Allens Arthur Robinson has advised Bush Heritage Australia, a non-profit organisation dedicated to protecting Australia's wildlife, on the acquisition of two parcels of land at Liffey, 47km south-west of Launceston, Tasmania.
A long-standing pro bono client of the firm, Bush Heritage Australia was founded by Greens leader Bob Brown 20 years ago. The land at Liffey, measuring 14ha, includes the property known as 'Oura, Oura', which was Brown's personal retreat for almost 40 years and is also home to native animals including platypus, falcons, quolls and bandicoots.
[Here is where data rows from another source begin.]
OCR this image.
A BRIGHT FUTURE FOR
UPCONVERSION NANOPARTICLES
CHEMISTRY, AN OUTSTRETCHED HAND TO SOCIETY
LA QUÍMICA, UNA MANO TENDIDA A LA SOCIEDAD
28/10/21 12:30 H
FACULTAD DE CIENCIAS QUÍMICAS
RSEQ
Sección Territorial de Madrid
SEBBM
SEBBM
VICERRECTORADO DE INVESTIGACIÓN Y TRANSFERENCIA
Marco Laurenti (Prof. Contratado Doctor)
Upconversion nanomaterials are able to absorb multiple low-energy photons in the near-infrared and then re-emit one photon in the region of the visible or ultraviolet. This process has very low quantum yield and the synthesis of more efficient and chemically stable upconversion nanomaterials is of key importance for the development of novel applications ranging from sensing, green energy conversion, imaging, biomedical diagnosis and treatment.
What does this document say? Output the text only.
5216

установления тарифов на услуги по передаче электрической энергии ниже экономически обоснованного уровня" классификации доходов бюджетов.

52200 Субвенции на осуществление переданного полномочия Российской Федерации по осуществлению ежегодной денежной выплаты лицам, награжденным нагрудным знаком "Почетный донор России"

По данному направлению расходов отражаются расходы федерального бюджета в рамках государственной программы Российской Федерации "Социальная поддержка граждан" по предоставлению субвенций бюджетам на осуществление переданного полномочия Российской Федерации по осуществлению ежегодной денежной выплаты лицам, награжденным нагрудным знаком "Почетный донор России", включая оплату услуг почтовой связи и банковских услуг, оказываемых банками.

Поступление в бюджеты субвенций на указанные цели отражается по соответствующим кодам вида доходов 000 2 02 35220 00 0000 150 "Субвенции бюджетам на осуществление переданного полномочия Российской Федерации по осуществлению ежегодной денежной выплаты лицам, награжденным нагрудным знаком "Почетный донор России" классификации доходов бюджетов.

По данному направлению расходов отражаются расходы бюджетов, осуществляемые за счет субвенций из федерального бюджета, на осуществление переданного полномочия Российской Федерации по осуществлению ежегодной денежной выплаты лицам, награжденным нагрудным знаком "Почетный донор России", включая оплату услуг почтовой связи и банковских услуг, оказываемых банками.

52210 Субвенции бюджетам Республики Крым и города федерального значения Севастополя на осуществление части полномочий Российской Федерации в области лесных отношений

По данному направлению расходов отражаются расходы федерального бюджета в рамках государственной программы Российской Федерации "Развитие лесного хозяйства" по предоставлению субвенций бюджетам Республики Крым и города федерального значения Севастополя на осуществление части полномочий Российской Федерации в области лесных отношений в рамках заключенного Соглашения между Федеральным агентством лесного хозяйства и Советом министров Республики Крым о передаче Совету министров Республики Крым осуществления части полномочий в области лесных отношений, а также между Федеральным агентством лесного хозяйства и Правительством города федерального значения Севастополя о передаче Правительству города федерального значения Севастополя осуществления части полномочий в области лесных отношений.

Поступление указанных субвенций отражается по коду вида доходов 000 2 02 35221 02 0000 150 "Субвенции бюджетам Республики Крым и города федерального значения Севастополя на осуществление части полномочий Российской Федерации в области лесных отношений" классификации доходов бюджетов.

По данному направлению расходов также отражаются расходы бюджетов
Brown donated the property to Bush Heritage Australia so that it can be preserved for the enjoyment of future generations.
Allens' work on the pro bono matter included preparing advice to the board of Bush Heritage Australia, carrying out legal due diligence, advising in relation to the 'deeds of gift' of the parcels of land, providing taxation advice, and acting on the transfer of the land.
Led by real estate partner Mark Stubbings and tax partner Adrian Chek, the acquisition is the latest in a string of matters involving Allens and Bush Heritage Australia, including the negotiation of a vegetation plan agreement in respect of one property, and advising on the establishment of an investment fund.
"We view our work with Bush Heritage as a significant way to give back to the community in an area that is important to Australia's natural heritage and extremely interesting to the lawyers involved," Stubbings said.
"Bush Heritage now owns almost one million hectares and helps manage another two-and-a-half million hectares. Their aim is to care for 1 per cent of the Australian landscape, which equates to about seven million hectares, by 2025."
According to Bush Heritage Australia chief executive officer Doug Humann, Allens' pro bono support is accompanied by a genuine interest and commitment to the cause.
Tasmanian firms Simmons Wolfhagen and Roland Browne also worked on the deal.